Table 1 is corrected (error in converting the paper).

Some corrections were made to the tables to improve their legibility.

As Mann Whitney U Test and Kruskal Wallis H test were used for statistical analysis, it is not required to include 95% CI. Moreover, the tables would be illegible if additional data were included.

JCV seroprevalence is related to the rate of infection during childhood. However, seroprevalence increases with age and is associated with the virus genotype (included in the Discussion section). In the previous studies, conducted on smaller groups, the association between treatment type and JCV seroprevalence was noticed as well (discussed in the paper).
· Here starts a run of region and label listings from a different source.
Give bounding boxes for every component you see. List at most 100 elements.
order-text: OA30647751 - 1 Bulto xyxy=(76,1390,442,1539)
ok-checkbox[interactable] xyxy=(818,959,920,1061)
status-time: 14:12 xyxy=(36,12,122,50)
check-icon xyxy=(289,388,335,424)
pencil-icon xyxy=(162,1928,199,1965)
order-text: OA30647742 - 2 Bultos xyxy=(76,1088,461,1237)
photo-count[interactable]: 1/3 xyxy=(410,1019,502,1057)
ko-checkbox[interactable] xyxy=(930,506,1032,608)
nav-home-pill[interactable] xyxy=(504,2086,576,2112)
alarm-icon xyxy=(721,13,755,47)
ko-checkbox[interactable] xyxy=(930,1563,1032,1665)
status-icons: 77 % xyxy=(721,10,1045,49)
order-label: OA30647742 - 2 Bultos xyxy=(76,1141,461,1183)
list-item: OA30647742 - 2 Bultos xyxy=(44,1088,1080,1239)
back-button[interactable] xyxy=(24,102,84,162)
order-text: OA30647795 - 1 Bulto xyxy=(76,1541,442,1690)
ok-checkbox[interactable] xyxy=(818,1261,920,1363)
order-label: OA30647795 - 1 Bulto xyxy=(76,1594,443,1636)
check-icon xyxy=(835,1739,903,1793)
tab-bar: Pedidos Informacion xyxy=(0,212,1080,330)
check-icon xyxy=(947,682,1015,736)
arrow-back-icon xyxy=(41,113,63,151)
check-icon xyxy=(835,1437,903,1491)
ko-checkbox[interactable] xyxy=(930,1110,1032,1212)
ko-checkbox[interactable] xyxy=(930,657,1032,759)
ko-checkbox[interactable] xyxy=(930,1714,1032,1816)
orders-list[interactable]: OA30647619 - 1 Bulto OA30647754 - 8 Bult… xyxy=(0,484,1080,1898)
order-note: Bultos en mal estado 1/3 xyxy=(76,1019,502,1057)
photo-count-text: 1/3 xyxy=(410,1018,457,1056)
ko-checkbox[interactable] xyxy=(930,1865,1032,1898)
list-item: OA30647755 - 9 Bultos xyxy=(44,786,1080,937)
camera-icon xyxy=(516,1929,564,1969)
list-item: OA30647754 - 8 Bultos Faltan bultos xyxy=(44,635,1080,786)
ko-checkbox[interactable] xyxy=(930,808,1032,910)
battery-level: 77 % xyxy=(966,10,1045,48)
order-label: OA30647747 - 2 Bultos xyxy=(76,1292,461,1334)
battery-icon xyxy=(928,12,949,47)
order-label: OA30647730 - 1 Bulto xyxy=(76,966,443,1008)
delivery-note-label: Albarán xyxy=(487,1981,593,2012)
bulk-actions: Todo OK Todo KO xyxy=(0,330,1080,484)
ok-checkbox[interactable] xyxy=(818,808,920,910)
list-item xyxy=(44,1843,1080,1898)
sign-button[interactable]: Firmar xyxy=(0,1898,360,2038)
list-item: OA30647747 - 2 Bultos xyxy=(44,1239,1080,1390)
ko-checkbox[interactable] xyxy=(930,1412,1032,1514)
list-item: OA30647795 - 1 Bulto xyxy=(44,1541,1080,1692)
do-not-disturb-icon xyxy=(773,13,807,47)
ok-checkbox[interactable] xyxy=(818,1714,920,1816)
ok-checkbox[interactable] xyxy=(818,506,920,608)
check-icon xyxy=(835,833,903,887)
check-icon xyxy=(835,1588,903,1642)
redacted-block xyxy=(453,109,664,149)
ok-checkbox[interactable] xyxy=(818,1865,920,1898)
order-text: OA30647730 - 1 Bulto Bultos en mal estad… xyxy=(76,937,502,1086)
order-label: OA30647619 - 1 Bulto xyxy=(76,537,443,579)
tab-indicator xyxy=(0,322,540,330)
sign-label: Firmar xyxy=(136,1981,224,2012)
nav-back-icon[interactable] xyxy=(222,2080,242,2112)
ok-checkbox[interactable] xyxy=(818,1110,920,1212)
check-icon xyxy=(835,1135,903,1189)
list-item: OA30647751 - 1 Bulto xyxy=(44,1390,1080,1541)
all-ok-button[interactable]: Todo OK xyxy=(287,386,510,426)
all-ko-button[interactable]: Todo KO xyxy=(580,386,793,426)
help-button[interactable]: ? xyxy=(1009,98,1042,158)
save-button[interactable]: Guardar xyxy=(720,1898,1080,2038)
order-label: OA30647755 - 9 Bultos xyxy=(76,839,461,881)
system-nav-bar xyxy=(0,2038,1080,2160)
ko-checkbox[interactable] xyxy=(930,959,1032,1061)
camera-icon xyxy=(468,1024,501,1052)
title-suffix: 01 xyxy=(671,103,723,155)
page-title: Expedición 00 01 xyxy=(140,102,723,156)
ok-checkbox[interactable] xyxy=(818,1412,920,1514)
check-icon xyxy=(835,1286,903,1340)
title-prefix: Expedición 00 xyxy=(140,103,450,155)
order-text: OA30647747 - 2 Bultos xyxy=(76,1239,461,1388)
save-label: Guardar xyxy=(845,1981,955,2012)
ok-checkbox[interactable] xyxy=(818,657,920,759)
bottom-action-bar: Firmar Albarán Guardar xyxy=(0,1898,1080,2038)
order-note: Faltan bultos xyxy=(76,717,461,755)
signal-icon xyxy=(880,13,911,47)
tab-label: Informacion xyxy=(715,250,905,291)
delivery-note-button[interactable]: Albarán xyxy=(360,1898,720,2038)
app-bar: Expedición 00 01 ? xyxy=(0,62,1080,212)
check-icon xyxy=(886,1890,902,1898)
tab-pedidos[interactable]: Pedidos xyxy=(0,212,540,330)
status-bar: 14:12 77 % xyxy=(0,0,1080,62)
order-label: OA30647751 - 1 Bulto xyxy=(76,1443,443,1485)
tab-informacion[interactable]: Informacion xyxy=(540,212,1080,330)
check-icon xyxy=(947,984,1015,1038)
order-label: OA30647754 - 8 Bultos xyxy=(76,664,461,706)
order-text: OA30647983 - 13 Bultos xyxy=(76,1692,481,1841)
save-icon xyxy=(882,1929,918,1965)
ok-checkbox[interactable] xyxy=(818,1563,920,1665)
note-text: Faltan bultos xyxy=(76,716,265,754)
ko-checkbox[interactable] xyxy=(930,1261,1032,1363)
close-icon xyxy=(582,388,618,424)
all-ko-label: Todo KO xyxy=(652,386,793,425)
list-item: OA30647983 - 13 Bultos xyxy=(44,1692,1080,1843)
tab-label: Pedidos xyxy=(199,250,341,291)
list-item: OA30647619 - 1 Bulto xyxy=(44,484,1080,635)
A scatterplot of AI by treatment is attached (please see the attachment). However, we did not add it to the manuscript, as it do not present the results better than the table in our opinion.

In the text, I found the use of . instead of , to indicate "thousand" (eg. line 28) to be strange.

It is corrected.

Author Response File: Author Response.docx

Reviewer 2 Report

In this multi-institutional study of 1405 MS patients from Poland, the authors report the findings of JCV Ab index testing.  Perhaps the most novel finding from the study is the difference in JCV Ab index results in individuals on immunomodulating versus immunosuppressive agents.  However, it is difficult to interpret precisely what this means as the authors failed to indicate when the antibody testing was performed relative to the start of the drug.  Typically, at least in the U.S., this test is performed prior to the institution of a DMT as it helps guide the selection of the therapy.  If this were the case in this study, then the results are irrelevant. 

The JCV Ab test was repeated in only 58 patients (on fingolimod and natalizumab) and making it difficult to state what the effects of the DMTs were on JCV antibody index levels. 

In the same vein, categorizing disease modifying therapies (DMTs) into immunomodulatory versus immunosuppressive agents is thorny and controversial.  The authors should address why they characterize the drugs as they did. 

The manuscript is excessively long and needs to be considerably shortened. 

The comment (line 56) that infection is "self-limiting" should be changed to "inapparent" and in that same sentence, the comment that the "viral load becomes undetectable" would need a reference.  What is the study that supports that?

In the paragraph starting at line 77, the authors imply that JCV Ab index may be applicable to PML developing with other DMTs apart from natalizumab; however, the frequency with which it is seen with other DMTs is so low to preclude a meaningful analysis of whether it can be used as a risk mitigation strategy for these agents.  Given the low frequency with these DMTs, it would almost certainly not be worthwhile.  Some comment regarding this aspect of JCV Ab index measurement with DMTs other than natalizumab and perhaps DMF where there is consensus that both JCV Ab seropositivity and low lymphocyte counts warrant its discontinuation would be valuable. 

As the authors note and has been amply demonstrated in previous studies, seropositivity rates correlate with advancing age and this is responsible for the apparent association with progressive MS and EDSS values. 

While there may be differences between the seropositivity rates among various European populations, without controlling for age in the different populations studied, it is not a particularly valuable observation. 

 

 

 

 

 

 

 

 

 

 

Author Response

Please see the attachment.

Author Response File: Author Response.docx

Round 2

Reviewer 2 Report

The authors have addressed this reviewer's concerns.